Lançada em maio de 2014 pelo prefeito João Gomes, a obra foi comemorada pelo então presidente da Câmara, Luiz Lacerda, hoje ainda vereador na cidade, e tantos outros agentes públicos. Os festejos foram generalizados e avançaram tanto quanto a obra o fez. Mas eis que a obra, erguida em um monumento de um trapézio cinza, parou.

As argumentações para a paralisação são diversas e, até hoje, não muito claros. Ou, ao menos, não conclusivos. A Voz de Anápolis foi até os principais envolvidos diretos ou indiretos a fim de esclarecer quais as motivações que paralisaram o projeto e, principalmente, saber o que falta para que ele seja concluído.

A Albenge, empresa goianiense vencedora da licitação e responsável pela obra até o momento de sua paralisação, evitou a explicação. Procurada pela reportagem, a empreiteira afirma vagamente que “deixou a obra depois que o contrato acabou”. Por meio de nota, a Albenge Engenharia afirma que o responsável por esclarecer acerca dos detalhes do contrato “está em viagem e que este retornaria somente na segunda-feira, 20”.

Através da consulta de arquivos de matérias já publicadas em diversos veículos de comunicação sobre as obras da Câmara Municipal é possível perceber que a principal alegação – a de que houve um erro no projeto – é rechaçado pela empresa. Em janeiro de 2017, os responsáveis pela empreiteira negam que tenha havido “erro na construção das vigas” e afirma, ainda, que elas seguem de acordo com o projeto estrutural. Ainda de acordo com os arquivos, a empresa afirmou que deixou a obra “depois que acabou o contrato com a Prefeitura”.

Felicidade

Presidente da Câmara à época em que as obras foram iniciadas, o atual vereador Luiz Lacerda (PT) disse o momento do lançamento da obra foi “enorme felicidade”. Lacerda justifica que a construção de um novo prédio para abrigar o legislativo anapolino era uma reivindicação antiga de diversos vereadores que passaram por legislaturas passadas. Mas não somente deles, como também da cidade.

“Se não terminarmos esta obra, aí sim, teremos um dinheiro jogado fora”, explica ex-presidente do Legislativo Luiz Lacerda, que acompanhou a fundação do projeto

Após o início da construção, Lacerda disse que acompanhou a obra praticamente todos os dias. “Era rotina eu conversar com os operários.
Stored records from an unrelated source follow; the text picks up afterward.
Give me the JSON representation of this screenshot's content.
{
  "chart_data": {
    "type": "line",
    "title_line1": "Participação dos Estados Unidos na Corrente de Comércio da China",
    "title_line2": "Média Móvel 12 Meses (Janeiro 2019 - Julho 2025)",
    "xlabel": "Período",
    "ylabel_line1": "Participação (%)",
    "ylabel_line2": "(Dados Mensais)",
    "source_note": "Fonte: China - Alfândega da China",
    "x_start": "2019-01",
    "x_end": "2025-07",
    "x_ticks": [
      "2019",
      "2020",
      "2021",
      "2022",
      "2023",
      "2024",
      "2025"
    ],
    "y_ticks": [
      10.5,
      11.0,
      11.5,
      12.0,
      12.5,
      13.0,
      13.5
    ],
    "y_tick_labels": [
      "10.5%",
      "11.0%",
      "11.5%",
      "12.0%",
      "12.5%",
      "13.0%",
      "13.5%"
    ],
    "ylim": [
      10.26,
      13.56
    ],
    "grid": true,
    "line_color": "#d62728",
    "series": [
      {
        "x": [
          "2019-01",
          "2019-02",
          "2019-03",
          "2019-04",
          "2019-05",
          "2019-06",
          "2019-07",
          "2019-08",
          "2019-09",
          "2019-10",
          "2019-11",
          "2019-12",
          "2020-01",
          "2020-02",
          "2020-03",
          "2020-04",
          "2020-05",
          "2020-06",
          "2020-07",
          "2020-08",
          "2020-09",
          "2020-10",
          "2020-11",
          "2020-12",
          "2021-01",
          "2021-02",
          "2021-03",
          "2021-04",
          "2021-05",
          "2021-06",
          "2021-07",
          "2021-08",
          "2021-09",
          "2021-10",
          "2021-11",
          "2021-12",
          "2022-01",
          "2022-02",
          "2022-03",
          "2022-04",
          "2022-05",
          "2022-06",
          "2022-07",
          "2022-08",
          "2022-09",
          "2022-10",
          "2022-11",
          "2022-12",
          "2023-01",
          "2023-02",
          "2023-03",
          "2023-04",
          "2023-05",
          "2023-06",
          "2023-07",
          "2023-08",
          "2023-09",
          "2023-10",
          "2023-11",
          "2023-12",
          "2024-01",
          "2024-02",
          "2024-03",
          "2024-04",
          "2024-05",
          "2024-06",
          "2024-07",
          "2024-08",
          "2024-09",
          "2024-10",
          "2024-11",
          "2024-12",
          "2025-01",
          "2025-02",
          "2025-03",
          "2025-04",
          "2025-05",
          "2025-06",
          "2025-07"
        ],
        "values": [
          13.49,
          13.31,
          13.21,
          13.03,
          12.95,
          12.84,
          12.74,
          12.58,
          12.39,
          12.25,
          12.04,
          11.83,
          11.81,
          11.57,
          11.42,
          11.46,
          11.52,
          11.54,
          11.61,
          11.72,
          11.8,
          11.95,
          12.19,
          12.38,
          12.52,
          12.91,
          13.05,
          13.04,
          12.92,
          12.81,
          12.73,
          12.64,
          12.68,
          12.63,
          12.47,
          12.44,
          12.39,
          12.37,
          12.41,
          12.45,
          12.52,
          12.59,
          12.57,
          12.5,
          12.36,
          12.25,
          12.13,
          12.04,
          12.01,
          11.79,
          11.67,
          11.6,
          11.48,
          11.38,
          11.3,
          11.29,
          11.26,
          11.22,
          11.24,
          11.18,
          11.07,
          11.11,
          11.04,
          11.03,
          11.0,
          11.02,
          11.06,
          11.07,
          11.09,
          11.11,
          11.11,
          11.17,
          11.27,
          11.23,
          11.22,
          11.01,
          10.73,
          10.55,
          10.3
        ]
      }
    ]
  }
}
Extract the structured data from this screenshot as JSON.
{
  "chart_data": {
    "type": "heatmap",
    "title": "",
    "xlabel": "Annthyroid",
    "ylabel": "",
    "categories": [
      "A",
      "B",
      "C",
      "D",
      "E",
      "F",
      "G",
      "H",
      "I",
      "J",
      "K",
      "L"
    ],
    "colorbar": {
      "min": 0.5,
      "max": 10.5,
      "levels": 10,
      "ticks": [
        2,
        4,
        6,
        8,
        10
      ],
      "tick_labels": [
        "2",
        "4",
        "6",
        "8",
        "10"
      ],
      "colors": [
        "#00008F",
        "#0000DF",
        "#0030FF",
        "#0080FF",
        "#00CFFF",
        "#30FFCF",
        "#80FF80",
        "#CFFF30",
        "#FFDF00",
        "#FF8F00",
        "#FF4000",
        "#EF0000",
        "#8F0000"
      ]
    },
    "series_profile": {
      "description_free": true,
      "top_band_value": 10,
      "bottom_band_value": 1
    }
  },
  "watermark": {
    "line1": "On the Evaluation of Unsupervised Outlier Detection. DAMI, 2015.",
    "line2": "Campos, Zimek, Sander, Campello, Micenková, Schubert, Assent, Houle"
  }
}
O problema é que no meu mandato, a obra ficou praticamente na fundação, quando ainda não tinha essa proporção atual”, recorda. Sobre a especulação de possíveis erros na construção, o vereador afirmou que essa situação não existiu durante a sua gestão.

Aditivo

Lacerda atribui a paralisação da obra não por conta dos atuais indícios de erros, mas pela falta de entendimento entre a empreiteira e o Poder Executivo à época. “Me recordo que a empresa queria um aditivo, o ex-prefeito João Gomes não aceitou e aí começou esse imbróglio que acarretou na paralisação”, revela.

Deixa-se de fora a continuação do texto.